Clarifying the duty to accommodate
Employers are not required to hire extra staff or create ‘make-work’ assignments
Sep 3, 2019
An Ontario firefighter sought accommodation as her medical restrictions prevented her from responding to emergency calls, which was an essential duty in her role. Shutterstock
By Nadia Zaman
We know that employers have a duty to accommodate employees up to the point of undue hardship where the need for accommodation relates to a ground protected by human rights legislation. These include disability, family status and sex.
The law is very clear that employers are required to accommodate needs, not preferences. This principle is re-affirmed in a recent Ontario decision.
In Ajax Professional Fire Fighters’ Association, Local 1092 v. Ajax (Town), 2019 CanLii 69278 (Ont. Arb.), a pregnant suppression firefighter who was scheduled on 24-hour shifts sought accommodation as her medical restrictions prevented her from responding to emergency calls, which was an essential duty in her role. There was nothing in the collective agreement giving her a right to a particular shift.
The employer had an accommodation policy where firefighters requiring accommodation for an extended period would be assigned to the day shift. However, the grievor wanted to be accommodated on the 24-hour shift, although not in a firefighter role. The grievor’s husband is also a firefighter and they worked opposite shifts which allowed them both to provide childcare for their son.
Potential accommodation options and modified duties within the 24-hour shift were discussed, however, the town decided to apply the regular policy and assign the grievor to modified duties on the day shift with no wage loss. The town explained this decision to the grievor in an email:
“The town is unable to approve your request to remain on shift while on modified duties for the following reasons:
1) During your first pregnancy, you and the association expressed concern with responding to emergency incidents due to possible exposures to various contaminants and potential harm to your unborn baby. The town supported the concern at that time and continues to support that concern. As you would be unable to perform your duties as a firefighter and also be unable to respond to emergency calls because of the potential for exposure, there would be no meaningful modified duties for you to perform while on shift and especially during the night hours while others may be sleeping.

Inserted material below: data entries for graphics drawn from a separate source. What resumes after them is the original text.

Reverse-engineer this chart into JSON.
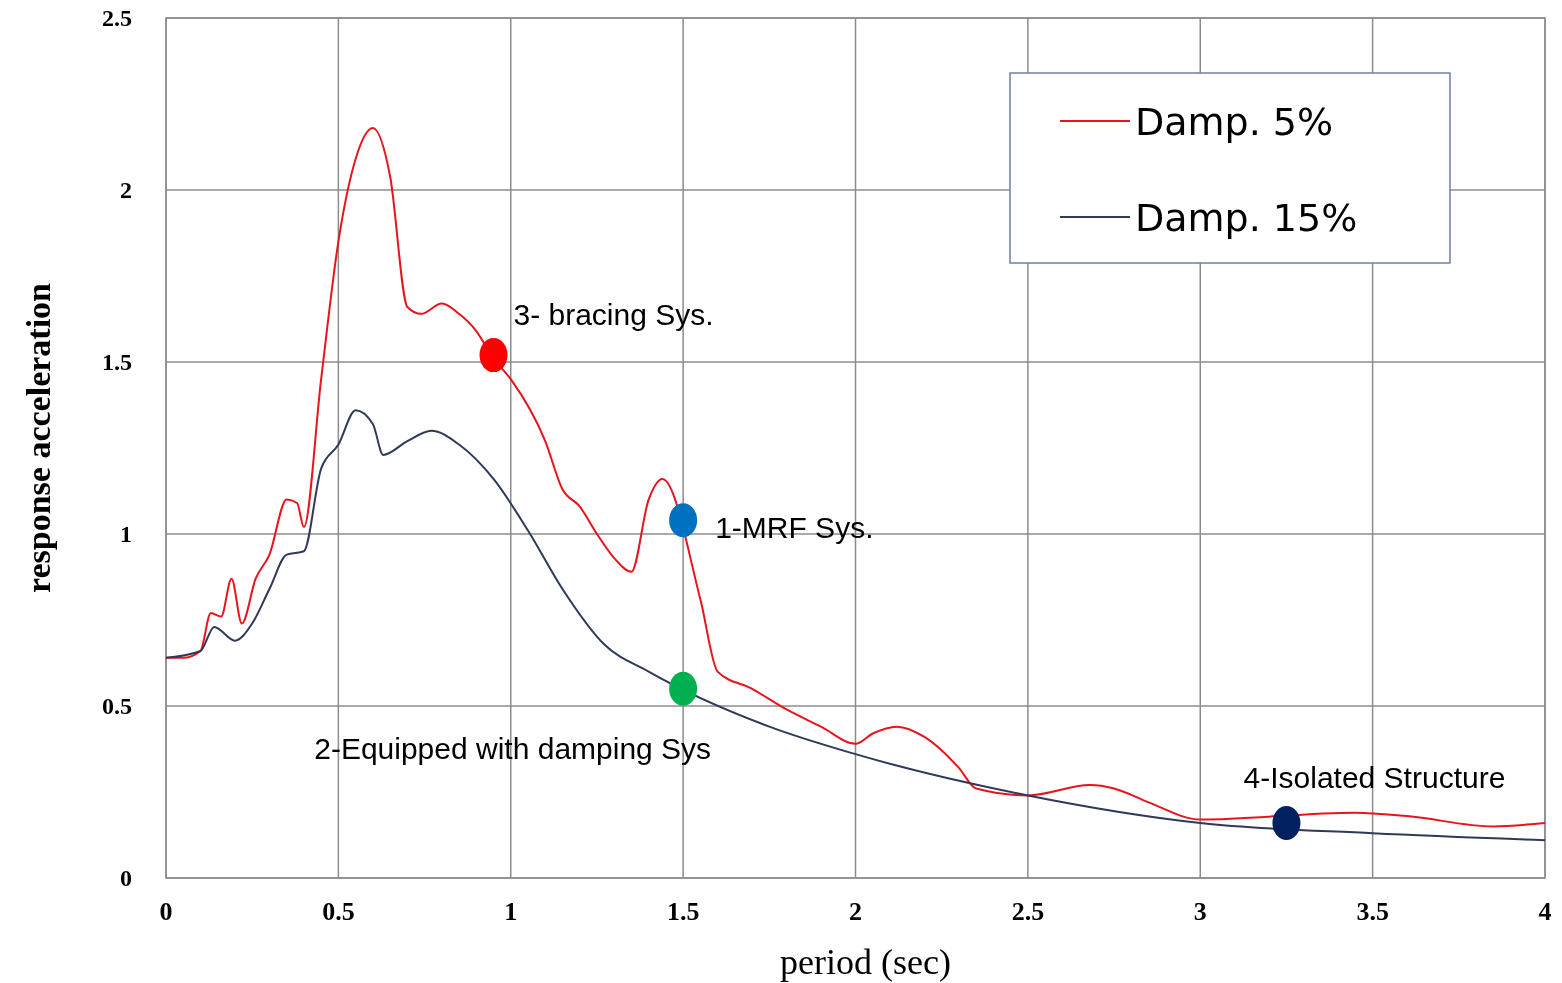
{
  "chart_data": {
    "type": "line",
    "xlabel": "period (sec)",
    "ylabel": "response acceleration",
    "xlim": [
      0,
      4
    ],
    "xticks": [
      0,
      0.5,
      1,
      1.5,
      2,
      2.5,
      3,
      3.5,
      4
    ],
    "ylim": [
      0,
      2.5
    ],
    "yticks": [
      0,
      0.5,
      1,
      1.5,
      2,
      2.5
    ],
    "grid": true,
    "legend": "top right",
    "line_style": "solid",
    "series": [
      {
        "name": "Damp. 5%",
        "color": "#e8141c",
        "x": [
          0,
          0.05,
          0.1,
          0.13,
          0.16,
          0.19,
          0.22,
          0.26,
          0.3,
          0.35,
          0.38,
          0.4,
          0.45,
          0.5,
          0.55,
          0.6,
          0.65,
          0.7,
          0.74,
          0.8,
          0.85,
          0.9,
          0.95,
          1.0,
          1.1,
          1.15,
          1.2,
          1.25,
          1.3,
          1.35,
          1.4,
          1.44,
          1.55,
          1.6,
          1.7,
          1.8,
          1.9,
          2.0,
          2.05,
          2.12,
          2.2,
          2.3,
          2.35,
          2.5,
          2.68,
          2.75,
          2.85,
          3.0,
          3.45,
          3.6,
          3.85,
          4.0
        ],
        "values": [
          0.64,
          0.64,
          0.66,
          0.77,
          0.76,
          0.87,
          0.74,
          0.87,
          0.94,
          1.1,
          1.09,
          1.02,
          1.45,
          1.85,
          2.09,
          2.18,
          2.04,
          1.66,
          1.64,
          1.67,
          1.64,
          1.59,
          1.51,
          1.45,
          1.27,
          1.13,
          1.08,
          1.0,
          0.93,
          0.89,
          1.1,
          1.16,
          0.81,
          0.6,
          0.55,
          0.49,
          0.44,
          0.39,
          0.42,
          0.44,
          0.41,
          0.32,
          0.26,
          0.24,
          0.27,
          0.26,
          0.22,
          0.17,
          0.19,
          0.18,
          0.15,
          0.16
        ]
      },
      {
        "name": "Damp. 15%",
        "color": "#2e3a59",
        "x": [
          0,
          0.1,
          0.14,
          0.2,
          0.25,
          0.3,
          0.35,
          0.4,
          0.45,
          0.5,
          0.55,
          0.6,
          0.63,
          0.7,
          0.77,
          0.85,
          0.95,
          1.05,
          1.15,
          1.27,
          1.4,
          1.75,
          2.0,
          2.5,
          3.0,
          3.5,
          4.0
        ],
        "values": [
          0.64,
          0.66,
          0.73,
          0.69,
          0.74,
          0.84,
          0.94,
          0.95,
          1.19,
          1.26,
          1.36,
          1.32,
          1.23,
          1.27,
          1.3,
          1.26,
          1.16,
          1.01,
          0.84,
          0.68,
          0.6,
          0.44,
          0.36,
          0.24,
          0.16,
          0.13,
          0.11
        ]
      },
      {
        "type": "scatter",
        "marker": "circle",
        "x": [
          0.95,
          1.5,
          1.5,
          3.25
        ],
        "values": [
          1.52,
          1.04,
          0.55,
          0.16
        ],
        "colors": [
          "#ff0000",
          "#0070c0",
          "#00b050",
          "#002060"
        ]
      }
    ],
    "annotations": [
      {
        "text": "3- bracing Sys.",
        "x": 0.95,
        "y": 1.52
      },
      {
        "text": "1-MRF Sys.",
        "x": 1.5,
        "y": 1.04
      },
      {
        "text": "2-Equipped with damping Sys",
        "x": 1.5,
        "y": 0.55
      },
      {
        "text": "4-Isolated Structure",
        "x": 3.25,
        "y": 0.16
      }
    ]
  }
}
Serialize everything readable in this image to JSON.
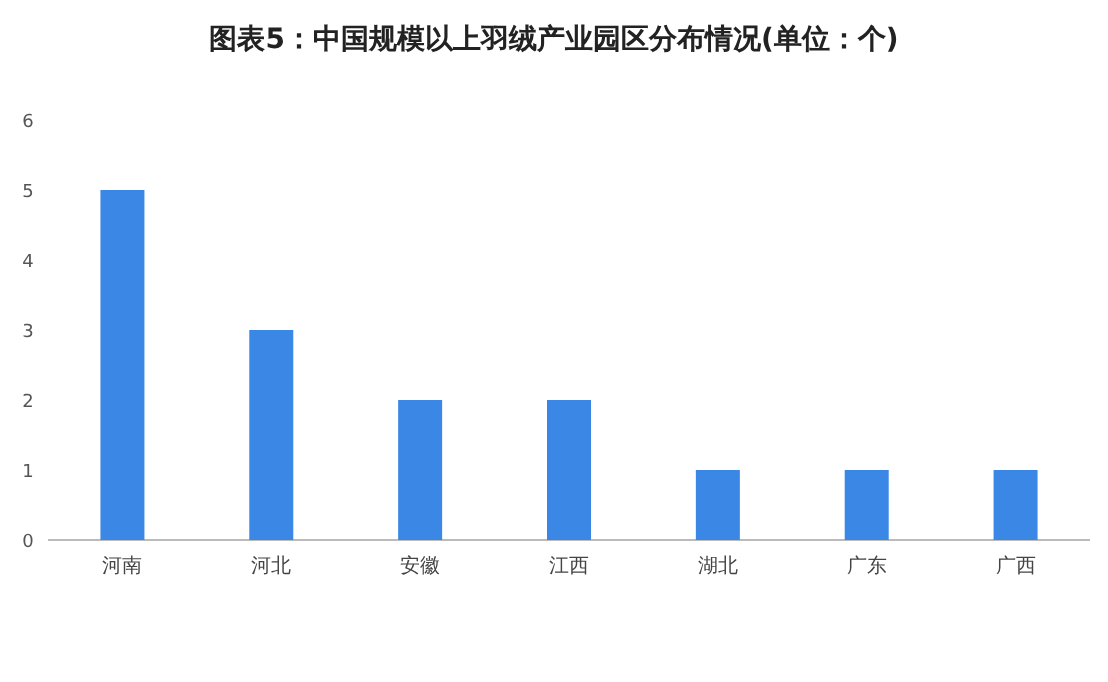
{
  "chart_data": {
    "type": "bar",
    "title": "图表5：中国规模以上羽绒产业园区分布情况(单位：个)",
    "categories": [
      "河南",
      "河北",
      "安徽",
      "江西",
      "湖北",
      "广东",
      "广西"
    ],
    "values": [
      5,
      3,
      2,
      2,
      1,
      1,
      1
    ],
    "color": "#3a87e6",
    "ylim": [
      0,
      6
    ],
    "yticks": [
      0,
      1,
      2,
      3,
      4,
      5,
      6
    ],
    "grid": false
  }
}
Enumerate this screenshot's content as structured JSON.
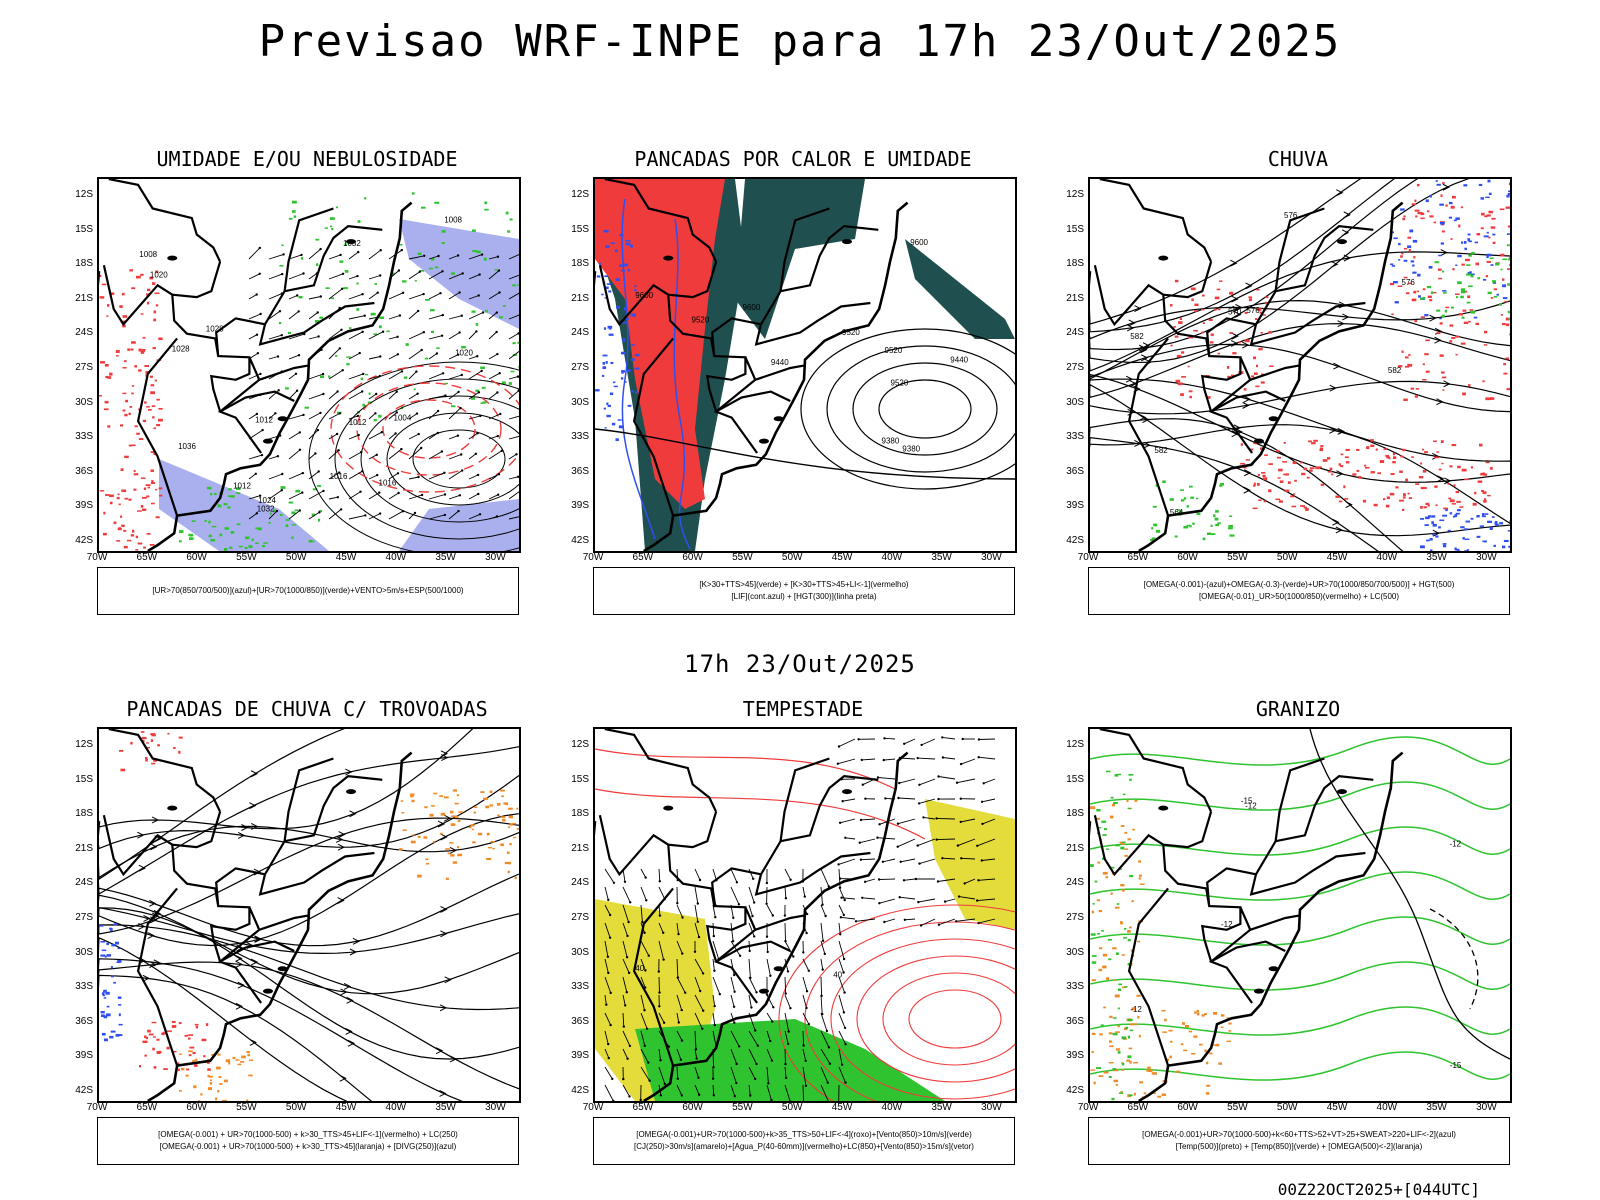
{
  "header": {
    "title": "Previsao WRF-INPE  para 17h 23/Out/2025",
    "subtitle": "17h 23/Out/2025",
    "footer": "00Z22OCT2025+[044UTC]"
  },
  "axes": {
    "lat_labels": [
      "12S",
      "15S",
      "18S",
      "21S",
      "24S",
      "27S",
      "30S",
      "33S",
      "36S",
      "39S",
      "42S"
    ],
    "lon_labels": [
      "70W",
      "65W",
      "60W",
      "55W",
      "50W",
      "45W",
      "40W",
      "35W",
      "30W"
    ]
  },
  "colors": {
    "red": "#ef3b3b",
    "green": "#2fc42f",
    "blue": "#2f4ff0",
    "lavender": "#aab0ee",
    "darkteal": "#1f4f4f",
    "yellow": "#e4dc3a",
    "orange": "#f08a24",
    "black": "#000000"
  },
  "panels": [
    {
      "id": "umidade",
      "title": "UMIDADE E/OU NEBULOSIDADE",
      "legend": [
        "[UR>70(850/700/500)](azul)+[UR>70(1000/850)](verde)+VENTO>5m/s+ESP(500/1000)"
      ],
      "contour_labels": [
        "1008",
        "1016",
        "1012",
        "1016",
        "1020",
        "1024",
        "1028",
        "1032",
        "1036",
        "1012",
        "1004",
        "1008",
        "1012",
        "1028",
        "1032",
        "1020"
      ]
    },
    {
      "id": "pancadas-calor",
      "title": "PANCADAS POR CALOR E UMIDADE",
      "legend": [
        "[K>30+TTS>45](verde) + [K>30+TTS>45+LI<-1](vermelho)",
        "[LIF](cont.azul) + [HGT(300)](linha preta)"
      ],
      "contour_labels": [
        "9600",
        "9600",
        "9600",
        "9520",
        "9520",
        "9520",
        "9440",
        "9440",
        "9380",
        "9380",
        "9520"
      ]
    },
    {
      "id": "chuva",
      "title": "CHUVA",
      "legend": [
        "[OMEGA(-0.001)-(azul)+OMEGA(-0.3)-(verde)+UR>70(1000/850/700/500)] + HGT(500)",
        "[OMEGA(-0.01)_UR>50(1000/850)(vermelho) + LC(500)"
      ],
      "contour_labels": [
        "582",
        "582",
        "576",
        "576",
        "570",
        "564",
        "582",
        "576"
      ]
    },
    {
      "id": "pancadas-trovoadas",
      "title": "PANCADAS DE CHUVA C/ TROVOADAS",
      "legend": [
        "[OMEGA(-0.001) + UR>70(1000-500) + k>30_TTS>45+LIF<-1](vermelho) + LC(250)",
        "[OMEGA(-0.001) + UR>70(1000-500) + k>30_TTS>45](laranja) + [DIVG(250)](azul)"
      ],
      "contour_labels": []
    },
    {
      "id": "tempestade",
      "title": "TEMPESTADE",
      "legend": [
        "[OMEGA(-0.001)+UR>70(1000-500)+k>35_TTS>50+LIF<-4](roxo)+[Vento(850)>10m/s](verde)",
        "[CJ(250)>30m/s](amarelo)+[Agua_P(40-60mm)](vermelho)+LC(850)+[Vento(850)>15m/s](vetor)"
      ],
      "contour_labels": [
        "40",
        "40"
      ]
    },
    {
      "id": "granizo",
      "title": "GRANIZO",
      "legend": [
        "[OMEGA(-0.001)+UR>70(1000-500)+k<60+TTS>52+VT>25+SWEAT>220+LIF<-2](azul)",
        "[Temp(500)](preto) + [Temp(850)](verde) + [OMEGA(500)<-2](laranja)"
      ],
      "contour_labels": [
        "-12",
        "-12",
        "-15",
        "-12",
        "-15",
        "-12"
      ]
    }
  ]
}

2) You have indicated that there is daycare available for your current child while you are working dayshift although it was not your preference."
The grievor argued that flexible childcare was a need, not a preference. The accommodation offered remained the same, and the association filed a grievance alleging discrimination on the basis of sex and family status and failure to accommodate under the Ontario Human Rights Code.
After the grievance was filed, the parties met to discuss childcare needs, and the town informed the grievor that it would allow her to take time off through vacation, lieu or bank time for childcare. In addition, she would be working the four-day-per-week schedule and could adjust her day off to cover her childcare needs. She was also given additional time to research childcare options and commenced her day shift a couple weeks later than scheduled.
Arbitrator Jasbir Parmar found that “the town had a duty to accommodate the grievor’s pregnancy, as it impacted her ability to perform the full duties of her job as a suppression firefighter on the 24-hour shift.” However, discrimination on the basis of family status was not established as there was no evidence that she suffered a disadvantage relating to her childcare obligations as a result of the change to her schedule.
Parmar noted that the town had met its procedural duty to accommodate since it met with the grievor multiple times to discuss accommodation options and made a “serious effort” to obtain relevant information.
The substantive duty to accommodate was also met. Employers are not obligated to accommodate an employee in their current position if they cannot fulfill the “essential duties” of that role. Here, the grievor could not perform the essential duties of her current role, and therefore, accommodating her in the 24-hour shift would mean the town would be required to hire an additional employee so that the required work could be safely performed in emergency response.
Parmar clarified that employers are not required to hire an additional person to perform the duties that an employee seeking accommodation could not perform. As well, employers are not required to fundamentally change the nature of the work that the employer needs done, or create “make-work” assignments.
This decision provides a helpful guide for employers in accommodating employees:
- ●The objective of the duty to accommodate is “to ensure the employer is engaged in a serious effort to consider and assess the issue of accommodation in all of the circumstances of the case.”
- ●The substantive duty to accommodate does not require an employer to hire extra staff or create “make-work” assignments.
- ●Employers should apply any accommodation policy to the individual circumstances of the employee.
- ●Employees are not entitled to their preferred accommodation “but only to a reasonable accommodation that meets their needs.”
- ●To be accommodated in their current position, employees must be able to perform the “essential duties” of the position; otherwise, an employer is entitled to consider accommodation options outside of the current position.
- ●The question is whether “meaningful work” can be performed and “whether work is meaningful must be assessed on the basis of whether an employer requires the work to be done and whether it would serve the employer to assign these duties to the [employee].”
Nadia Zaman is an associate at Rudner Law in Toronto.